Results of the present paper were confirmed by a study that observed good osseointegration and no significant differences in the BIC% at 2 or 4 weeks comparing sandblasted/acid-etched and laser-treated surfaces. They also found that the laser-treated surface was cleaner and more uniform than the SLA surface [23].

The smooth surface implants, used in the present in vivo evaluation, appeared integrated in the host bone with low values of bone to implant contact percentage in respect with rough surfaces, and this datum is well documented in the international literature [24, 25].

Other authors [26] also found no significant differences both in biomechanical strength and in implant stability between laser-etched and SLactive implant surfaces.

Sinjari et al. [27] also evaluated the effects of different titanium surface treatments on blood clot formation, and they demonstrated in vitro that the laser-conditioned surface, although it has a low roughness value (Ra of 0.25  ±  0.02 μm) compared to a standard grit-blasted surface (Ra of 1.30  ±  0.03 μm), had higher wettability and blood clot extension in respect with machined and rough surfaces.

Some authors [28] evaluated, in vitro, the biofilm formation of Porphyromonas gingivalis on titanium disks with different surface topographies. They analyzed a total of 96 disk-shaped specimens of laser-treated, sandblasted, and machined surfaces and they found that titanium grade 4 with laser topography appears to be significantly efficient in the reduction of the P. gingivalis biofilm formation. Data from this study demonstrated that the laser-treated implant surface allows osseointegration percentages entirely comparable to sandblasted and acid-etched surfaces. The innovation of this new laser surface treatment would seem to be in the fact that the poor roughness is more difficult to colonize from the bacteria responsible for peri-implant diseases.

Conclusions

Results from the present in vivo analysis revealed that both sandblasted and acid-etched titanium implants and laser-treated titanium implants, compared to the machined ones, have higher values of osseointegration in less healing time.

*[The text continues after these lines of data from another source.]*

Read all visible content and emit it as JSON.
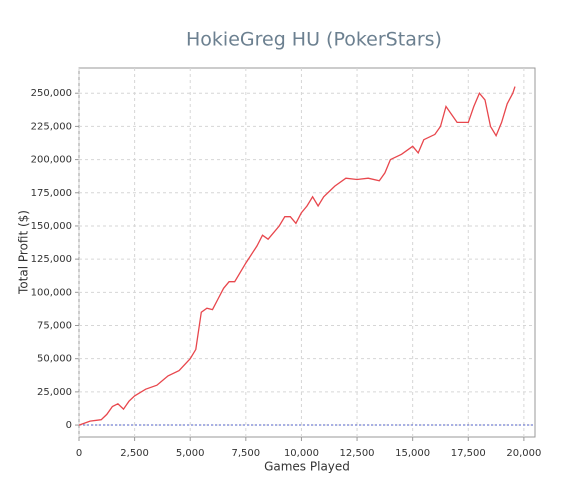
{
  "chart_data": {
    "type": "line",
    "title": "HokieGreg HU (PokerStars)",
    "x_label": "Games Played",
    "y_label": "Total Profit ($)",
    "x": [
      0,
      250,
      500,
      1000,
      1250,
      1500,
      1750,
      2000,
      2250,
      2500,
      3000,
      3500,
      4000,
      4500,
      5000,
      5250,
      5500,
      5750,
      6000,
      6250,
      6500,
      6750,
      7000,
      7500,
      8000,
      8250,
      8500,
      9000,
      9250,
      9500,
      9750,
      10000,
      10250,
      10500,
      10750,
      11000,
      11500,
      12000,
      12500,
      13000,
      13500,
      13750,
      14000,
      14500,
      15000,
      15250,
      15500,
      16000,
      16250,
      16500,
      17000,
      17500,
      17750,
      18000,
      18250,
      18500,
      18750,
      19000,
      19250,
      19500,
      19600
    ],
    "series": [
      {
        "name": "Total Profit",
        "color": "#e8474d",
        "values": [
          0,
          1500,
          3000,
          4000,
          8000,
          14000,
          16000,
          12000,
          18000,
          22000,
          27000,
          30000,
          37000,
          41000,
          50000,
          57000,
          85000,
          88000,
          87000,
          95000,
          103000,
          108000,
          108000,
          122000,
          135000,
          143000,
          140000,
          150000,
          157000,
          157000,
          152000,
          160000,
          165000,
          172000,
          165000,
          172000,
          180000,
          186000,
          185000,
          186000,
          184000,
          190000,
          200000,
          204000,
          210000,
          205000,
          215000,
          219000,
          225000,
          240000,
          228000,
          228000,
          240000,
          250000,
          245000,
          225000,
          218000,
          228000,
          242000,
          250000,
          255000
        ]
      }
    ],
    "xlim": [
      0,
      20500
    ],
    "ylim": [
      -9000,
      269000
    ],
    "xticks": [
      0,
      {
        "value": 2500,
        "label": "2,500"
      },
      {
        "value": 5000,
        "label": "5,000"
      },
      {
        "value": 7500,
        "label": "7,500"
      },
      {
        "value": 10000,
        "label": "10,000"
      },
      {
        "value": 12500,
        "label": "12,500"
      },
      {
        "value": 15000,
        "label": "15,000"
      },
      {
        "value": 17500,
        "label": "17,500"
      },
      {
        "value": 20000,
        "label": "20,000"
      }
    ],
    "yticks": [
      0,
      {
        "value": 25000,
        "label": "25,000"
      },
      {
        "value": 50000,
        "label": "50,000"
      },
      {
        "value": 75000,
        "label": "75,000"
      },
      {
        "value": 100000,
        "label": "100,000"
      },
      {
        "value": 125000,
        "label": "125,000"
      },
      {
        "value": 150000,
        "label": "150,000"
      },
      {
        "value": 175000,
        "label": "175,000"
      },
      {
        "value": 200000,
        "label": "200,000"
      },
      {
        "value": 225000,
        "label": "225,000"
      },
      {
        "value": 250000,
        "label": "250,000"
      }
    ],
    "grid": true,
    "zero_line": true
  }
}
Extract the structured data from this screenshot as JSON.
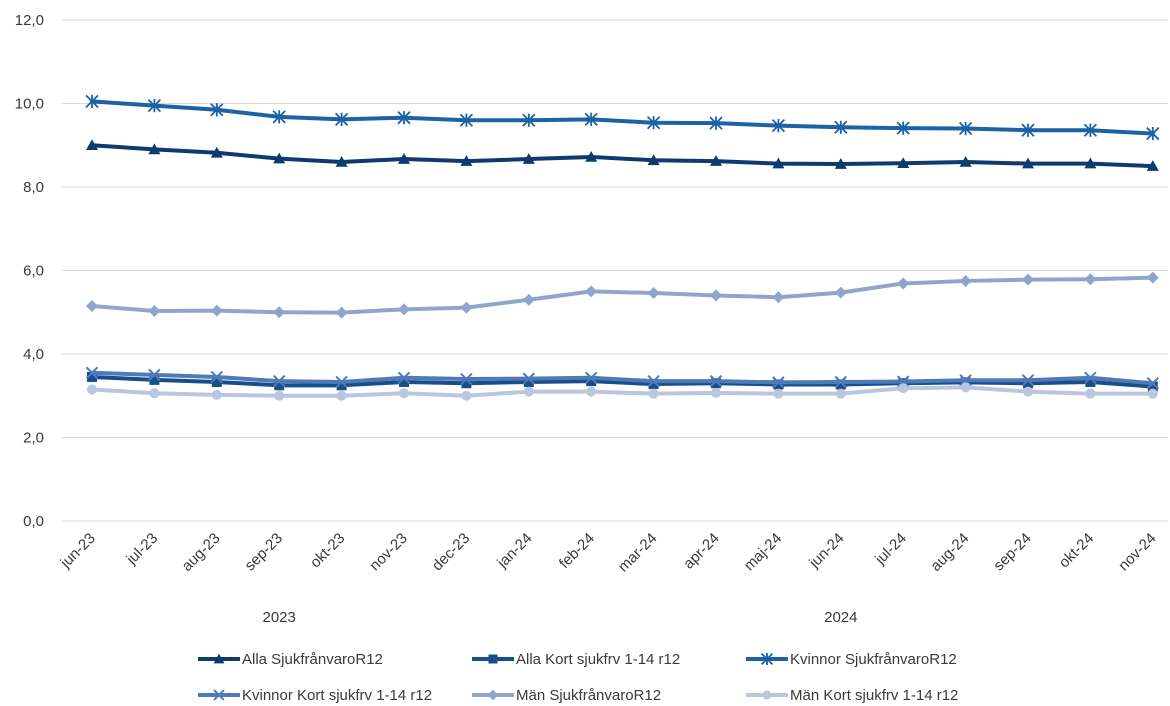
{
  "chart_data": {
    "type": "line",
    "categories": [
      "jun-23",
      "jul-23",
      "aug-23",
      "sep-23",
      "okt-23",
      "nov-23",
      "dec-23",
      "jan-24",
      "feb-24",
      "mar-24",
      "apr-24",
      "maj-24",
      "jun-24",
      "jul-24",
      "aug-24",
      "sep-24",
      "okt-24",
      "nov-24"
    ],
    "year_groups": [
      {
        "label": "2023",
        "from": 0,
        "to": 6
      },
      {
        "label": "2024",
        "from": 7,
        "to": 17
      }
    ],
    "y_ticks": [
      "0,0",
      "2,0",
      "4,0",
      "6,0",
      "8,0",
      "10,0",
      "12,0"
    ],
    "ylim": [
      0,
      12
    ],
    "grid": true,
    "legend_position": "bottom",
    "series": [
      {
        "name": "Alla SjukfrånvaroR12",
        "color": "#0d3b6e",
        "marker": "triangle",
        "values": [
          9.0,
          8.9,
          8.82,
          8.68,
          8.6,
          8.67,
          8.62,
          8.67,
          8.72,
          8.64,
          8.62,
          8.56,
          8.55,
          8.57,
          8.6,
          8.56,
          8.56,
          8.5
        ]
      },
      {
        "name": "Alla Kort sjukfrv 1-14 r12",
        "color": "#174f8c",
        "marker": "square",
        "values": [
          3.45,
          3.38,
          3.33,
          3.25,
          3.25,
          3.33,
          3.3,
          3.33,
          3.35,
          3.28,
          3.3,
          3.27,
          3.27,
          3.3,
          3.32,
          3.3,
          3.33,
          3.22
        ]
      },
      {
        "name": "Kvinnor SjukfrånvaroR12",
        "color": "#1b62a6",
        "marker": "asterisk",
        "values": [
          10.05,
          9.95,
          9.85,
          9.68,
          9.62,
          9.66,
          9.6,
          9.6,
          9.62,
          9.54,
          9.53,
          9.47,
          9.43,
          9.41,
          9.4,
          9.36,
          9.36,
          9.28
        ]
      },
      {
        "name": "Kvinnor Kort sjukfrv 1-14 r12",
        "color": "#4f7ab8",
        "marker": "x",
        "values": [
          3.55,
          3.5,
          3.45,
          3.35,
          3.33,
          3.43,
          3.4,
          3.41,
          3.43,
          3.35,
          3.35,
          3.32,
          3.33,
          3.34,
          3.37,
          3.37,
          3.43,
          3.3
        ]
      },
      {
        "name": "Män SjukfrånvaroR12",
        "color": "#8fa6cc",
        "marker": "diamond",
        "values": [
          5.15,
          5.03,
          5.04,
          5.0,
          4.99,
          5.07,
          5.11,
          5.3,
          5.5,
          5.46,
          5.4,
          5.36,
          5.47,
          5.69,
          5.75,
          5.78,
          5.79,
          5.83
        ]
      },
      {
        "name": "Män Kort sjukfrv 1-14 r12",
        "color": "#b9c6df",
        "marker": "circle",
        "values": [
          3.15,
          3.06,
          3.02,
          3.0,
          3.0,
          3.06,
          3.0,
          3.1,
          3.1,
          3.05,
          3.07,
          3.05,
          3.05,
          3.18,
          3.2,
          3.1,
          3.05,
          3.05
        ]
      }
    ]
  }
}
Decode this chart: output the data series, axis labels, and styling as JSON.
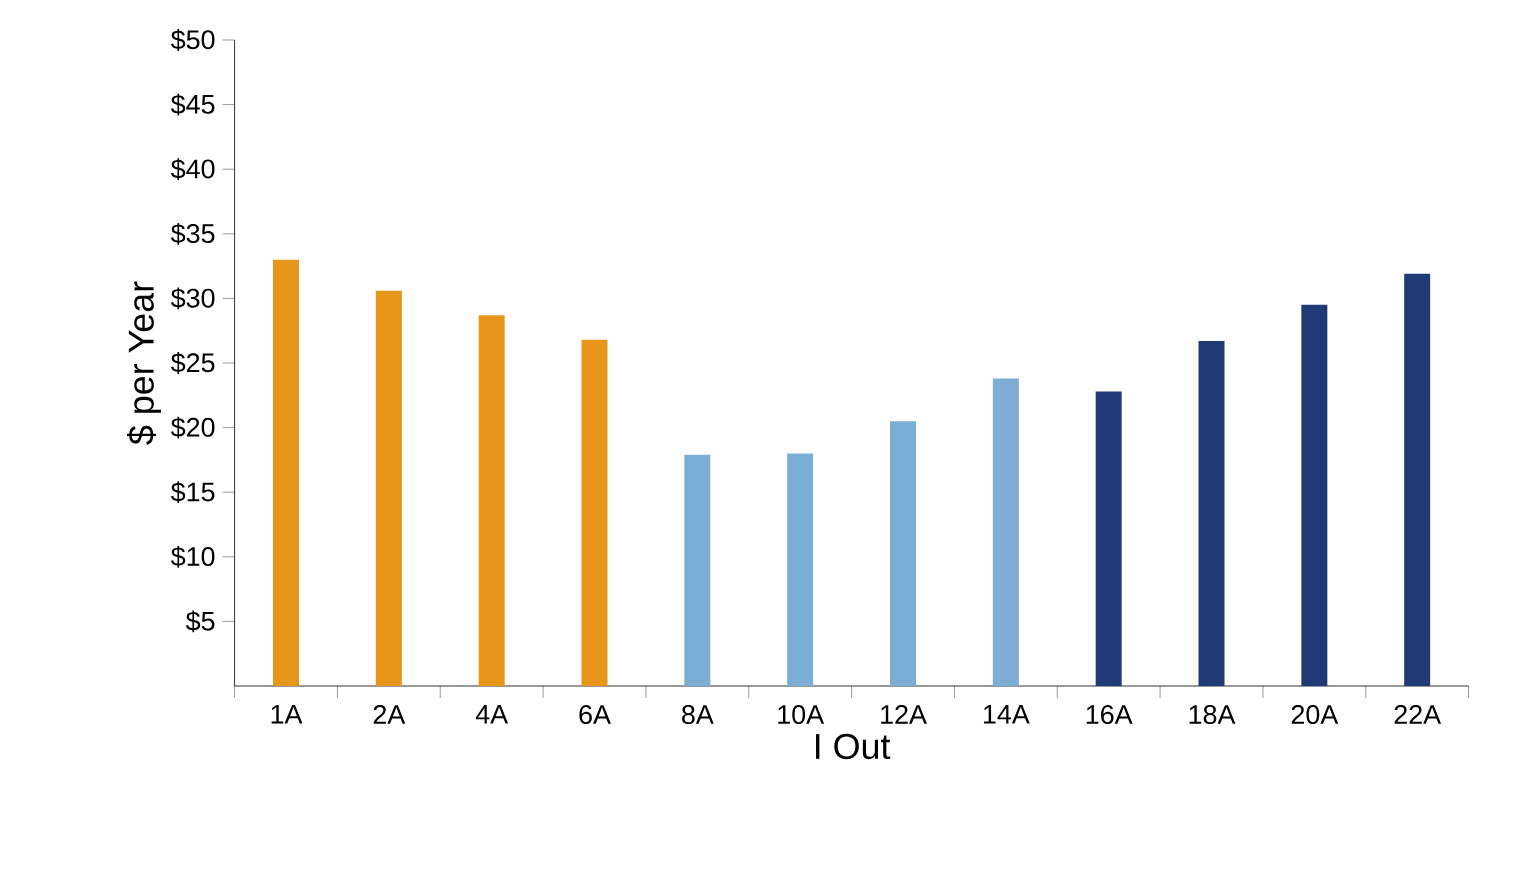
{
  "chart_data": {
    "type": "bar",
    "xlabel": "I Out",
    "ylabel": "$ per Year",
    "categories": [
      "1A",
      "2A",
      "4A",
      "6A",
      "8A",
      "10A",
      "12A",
      "14A",
      "16A",
      "18A",
      "20A",
      "22A"
    ],
    "series": [
      {
        "color": "#e8961a",
        "values": [
          33,
          30.6,
          28.7,
          26.8,
          null,
          null,
          null,
          null,
          null,
          null,
          null,
          null
        ]
      },
      {
        "color": "#7badd5",
        "values": [
          null,
          null,
          null,
          null,
          17.9,
          18.0,
          20.5,
          23.8,
          null,
          null,
          null,
          null
        ]
      },
      {
        "color": "#1f3a75",
        "values": [
          null,
          null,
          null,
          null,
          null,
          null,
          null,
          null,
          22.8,
          26.7,
          29.5,
          31.9
        ]
      }
    ],
    "ylim": [
      0,
      50
    ],
    "yticks": [
      {
        "value": 5,
        "label": "$5"
      },
      {
        "value": 10,
        "label": "$10"
      },
      {
        "value": 15,
        "label": "$15"
      },
      {
        "value": 20,
        "label": "$20"
      },
      {
        "value": 25,
        "label": "$25"
      },
      {
        "value": 30,
        "label": "$30"
      },
      {
        "value": 35,
        "label": "$35"
      },
      {
        "value": 40,
        "label": "$40"
      },
      {
        "value": 45,
        "label": "$45"
      },
      {
        "value": 50,
        "label": "$50"
      }
    ],
    "grid": false
  }
}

Indeed, both groups A and B at 15 days had higher values of the BIC% if compared to group C and were able to significantly increase their BIC% in the passage from 15 to 30 days, allowing safe early occlusal load protocol.

The superior initial bone feeling could be ascribed to the micro-geometry that ensures great osteoblasts adhesion and proliferation.

Data of the present study confirmed that the use of laser or sandblasted and acid-etched implant surfaces should be preferable to machined ones, especially in the case of low-density bone or immediate loading protocols.

Future clinical studies are needed to confirm the results of the present in vivo animal study.